Dans son roman, « Sévère » (l’Affaire Stern a d’ailleurs inspiré trois autres romans : « Latex » de Laurent Schweizer (Seuil, 2008), « Tigres » de Gabriel Janer Manila (Actes Sud) et « Comme une Sterne en plein vol » de Julien Hommage, Jauffret (qui avait couvert le procès aux Assises de la meurtrière Cécile Brossard, pour Le Nouvel Observateur) voulait raconter l’une de ces histoires d’amour qui « explosent contre un mur qu’elles avaient construit pierre par pierre« .
Sa particularité était d’adopter le point de vue de la meurtrière qui en est donc la narratrice car pour lui « les femmes sont plus complexes, elles ont la faculté d’avoir des pensées en parallèle (…).
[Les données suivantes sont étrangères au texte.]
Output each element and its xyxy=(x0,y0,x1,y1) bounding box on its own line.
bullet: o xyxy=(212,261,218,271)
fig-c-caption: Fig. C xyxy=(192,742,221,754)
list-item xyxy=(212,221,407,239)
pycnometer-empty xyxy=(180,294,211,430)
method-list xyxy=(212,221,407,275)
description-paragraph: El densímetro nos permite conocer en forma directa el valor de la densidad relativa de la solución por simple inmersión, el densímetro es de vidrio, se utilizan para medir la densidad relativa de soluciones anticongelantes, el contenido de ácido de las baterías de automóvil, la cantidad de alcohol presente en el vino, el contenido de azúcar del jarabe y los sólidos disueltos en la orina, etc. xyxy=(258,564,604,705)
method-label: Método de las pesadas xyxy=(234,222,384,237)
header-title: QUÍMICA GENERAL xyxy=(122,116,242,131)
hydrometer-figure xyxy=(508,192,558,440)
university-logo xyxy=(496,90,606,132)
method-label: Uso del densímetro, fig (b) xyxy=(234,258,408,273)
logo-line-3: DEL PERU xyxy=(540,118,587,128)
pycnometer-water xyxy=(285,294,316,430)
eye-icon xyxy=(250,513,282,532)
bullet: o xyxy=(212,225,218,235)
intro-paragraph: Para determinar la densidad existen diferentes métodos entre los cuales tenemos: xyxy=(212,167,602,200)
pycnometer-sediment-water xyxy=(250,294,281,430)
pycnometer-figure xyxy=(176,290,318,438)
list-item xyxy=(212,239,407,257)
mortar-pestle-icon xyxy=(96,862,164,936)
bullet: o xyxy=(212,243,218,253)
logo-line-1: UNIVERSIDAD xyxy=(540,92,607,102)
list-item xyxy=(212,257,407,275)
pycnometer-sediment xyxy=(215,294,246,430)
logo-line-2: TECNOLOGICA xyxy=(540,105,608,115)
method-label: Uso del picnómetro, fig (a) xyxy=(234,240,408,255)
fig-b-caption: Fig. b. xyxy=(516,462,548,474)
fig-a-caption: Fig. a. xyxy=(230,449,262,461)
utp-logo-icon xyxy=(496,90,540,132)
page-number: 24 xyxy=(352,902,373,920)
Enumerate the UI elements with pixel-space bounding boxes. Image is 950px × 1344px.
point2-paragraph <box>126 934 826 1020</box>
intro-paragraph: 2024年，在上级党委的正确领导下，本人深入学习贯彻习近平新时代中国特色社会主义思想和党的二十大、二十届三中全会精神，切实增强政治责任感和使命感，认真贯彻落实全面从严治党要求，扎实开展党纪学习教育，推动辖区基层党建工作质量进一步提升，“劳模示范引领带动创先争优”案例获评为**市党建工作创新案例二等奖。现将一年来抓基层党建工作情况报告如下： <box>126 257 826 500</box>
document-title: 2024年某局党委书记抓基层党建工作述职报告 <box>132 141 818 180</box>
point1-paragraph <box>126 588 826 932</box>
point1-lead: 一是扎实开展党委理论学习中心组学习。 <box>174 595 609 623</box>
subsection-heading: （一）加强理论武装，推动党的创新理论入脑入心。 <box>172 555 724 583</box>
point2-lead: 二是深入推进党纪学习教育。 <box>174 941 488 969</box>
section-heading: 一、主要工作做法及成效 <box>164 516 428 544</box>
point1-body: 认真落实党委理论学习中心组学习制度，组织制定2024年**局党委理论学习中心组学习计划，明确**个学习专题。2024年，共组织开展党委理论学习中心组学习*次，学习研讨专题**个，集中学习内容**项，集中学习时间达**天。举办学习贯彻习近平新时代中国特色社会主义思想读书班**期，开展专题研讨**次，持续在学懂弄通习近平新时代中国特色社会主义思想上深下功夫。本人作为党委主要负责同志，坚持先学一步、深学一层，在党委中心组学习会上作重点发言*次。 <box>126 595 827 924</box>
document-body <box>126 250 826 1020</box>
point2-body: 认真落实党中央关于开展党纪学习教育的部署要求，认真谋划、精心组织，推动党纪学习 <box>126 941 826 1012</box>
Alors que les hommes sont plus binaires. »

Dans la lignée de ses romans phares « Clémence Picot » ou encore « Histoire d’amour », le livre explore ce rapport amoureux hors normes, tout en dessinant le portrait d’une femme « en quête d’absolution » doublé d’une réflexion sur le sexe, le pouvoir, l’argent et les sentiments. Entre Eros et Thanatos. « Tuer quelqu’un qui vous a fait assez confiance pour se faire attacher, c’est un crime absolument lâche. On atteint la quintessence de la trahison, qui rend ce meurtre unique. » avait expliqué l’auteur .
Son intérêt pour ce banquier richissime tenait « à son charisme brillant, son côté enfant chéri du siècle, puisque notre époque, (…), éprouve pour l’argent plus de tendresse que pour un môme. »
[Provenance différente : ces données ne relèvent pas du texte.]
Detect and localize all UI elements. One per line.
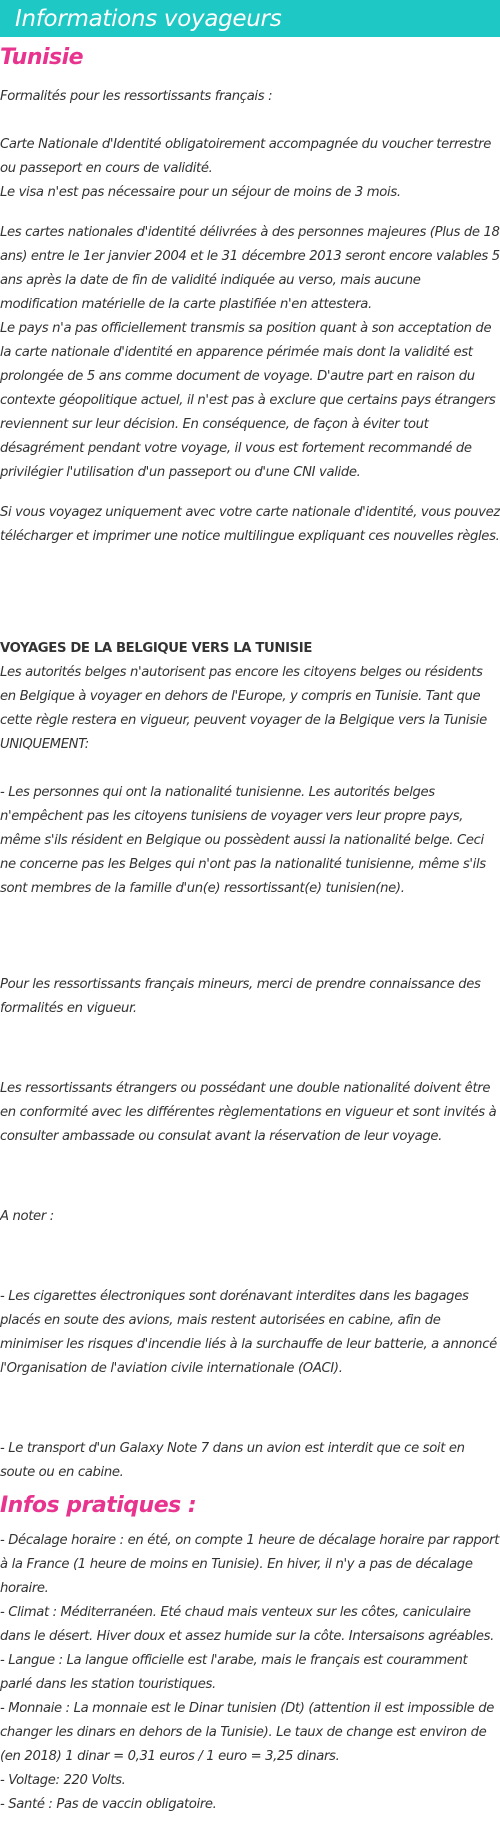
info-monnaie: - Monnaie : La monnaie est le Dinar tunisien (Dt) (attention il est impossible de changer les dinars en dehors de la Tunisie). Le taux de change est environ de (en 2018) 1 dinar = 0,31 euros / 1 euro = 3,25 dinars. [0,1701,495,1764]
heading-belgique: VOYAGES DE LA BELGIQUE VERS LA TUNISIE [0,641,313,656]
paragraph-galaxy-note: - Le transport d'un Galaxy Note 7 dans un avion est interdit que ce soit en soute ou en cabine. [0,1441,465,1480]
section-title-infos-pratiques: Infos pratiques : [0,1493,197,1518]
paragraph-mineurs: Pour les ressortissants français mineurs, merci de prendre connaissance des formalités en vigueur. [0,977,481,1016]
info-voltage: - Voltage: 220 Volts. [0,1773,126,1788]
paragraph-formalites-intro: Formalités pour les ressortissants français : [0,89,273,104]
paragraph-visa: Le visa n'est pas nécessaire pour un séjour de moins de 3 mois. [0,185,401,200]
paragraph-nationalite-tunisienne: - Les personnes qui ont la nationalité tunisienne. Les autorités belges n'empêchent pas les citoyens tunisiens de voyager vers leur propre pays, même s'ils résident en Belgique ou possèdent aussi la nationalité belge. Ceci ne concerne pas les Belges qui n'ont pas la nationalité tunisienne, même s'ils sont membres de la famille d'un(e) ressortissant(e) tunisien(ne). [0,785,486,896]
paragraph-belgique: Les autorités belges n'autorisent pas encore les citoyens belges ou résidents en Belgique à voyager en dehors de l'Europe, y compris en Tunisie. Tant que cette règle restera en vigueur, peuvent voyager de la Belgique vers la Tunisie UNIQUEMENT: [0,665,487,752]
paragraph-cni-validite: Les cartes nationales d'identité délivrées à des personnes majeures (Plus de 18 ans) entre le 1er janvier 2004 et le 31 décembre 2013 seront encore valables 5 ans après la date de fin de validité indiquée au verso, mais aucune modification matérielle de la carte plastifiée n'en attestera. [0,225,500,312]
info-sante: - Santé : Pas de vaccin obligatoire. [0,1797,217,1812]
header-bar [0,0,500,37]
paragraph-cigarettes: - Les cigarettes électroniques sont dorénavant interdites dans les bagages placés en soute des avions, mais restent autorisées en cabine, afin de minimiser les risques d'incendie liés à la surchauffe de leur batterie, a annoncé l'Organisation de l'aviation civile internationale (OACI). [0,1289,497,1376]
paragraph-notice: Si vous voyagez uniquement avec votre carte nationale d'identité, vous pouvez télécharger et imprimer une notice multilingue expliquant ces nouvelles règles. [0,505,500,544]
info-langue: - Langue : La langue officielle est l'arabe, mais le français est couramment parlé dans les station touristiques. [0,1653,468,1692]
section-title-tunisie: Tunisie [0,45,84,70]
content [0,43,500,1817]
page-title: Informations voyageurs [15,6,282,32]
paragraph-cni: Carte Nationale d'Identité obligatoirement accompagnée du voucher terrestre ou passeport en cours de validité. [0,137,491,176]
paragraph-a-noter: A noter : [0,1209,54,1224]
paragraph-position-pays: Le pays n'a pas officiellement transmis sa position quant à son acceptation de la carte nationale d'identité en apparence périmée mais dont la validité est prolongée de 5 ans comme document de voyage. D'autre part en raison du contexte géopolitique actuel, il n'est pas à exclure que certains pays étrangers reviennent sur leur décision. En conséquence, de façon à éviter tout désagrément pendant votre voyage, il vous est fortement recommandé de privilégier l'utilisation d'un passeport ou d'une CNI valide. [0,321,496,480]
paragraph-etrangers: Les ressortissants étrangers ou possédant une double nationalité doivent être en conformité avec les différentes règlementations en vigueur et sont invités à consulter ambassade ou consulat avant la réservation de leur voyage. [0,1081,497,1144]
info-climat: - Climat : Méditerranéen. Eté chaud mais venteux sur les côtes, caniculaire dans le désert. Hiver doux et assez humide sur la côte. Intersaisons agréables. [0,1605,494,1644]
info-decalage-horaire: - Décalage horaire : en été, on compte 1 heure de décalage horaire par rapport à la France (1 heure de moins en Tunisie). En hiver, il n'y a pas de décalage horaire. [0,1533,500,1596]
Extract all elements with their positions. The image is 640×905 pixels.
Quant aux scènes sexuelles, il déclarait qu’elles étaient « ennuyeuses à écrire. Et toujours un peu ridicules. » Selon lui, « il n’y avait pas de gaudriole dans cette histoire. Plutôt quelque chose de tragique qui se jouait dans la sexualité même.(…) C’était une peine ou un obstacle. » Il compare d’ailleurs avec Sade qu’il considère comme « passionnant mais jamais érotique, sauf peut-être « la Philosophie dans le boudoir. »
Le livre s’était vendu à environ 20000 exemplaires.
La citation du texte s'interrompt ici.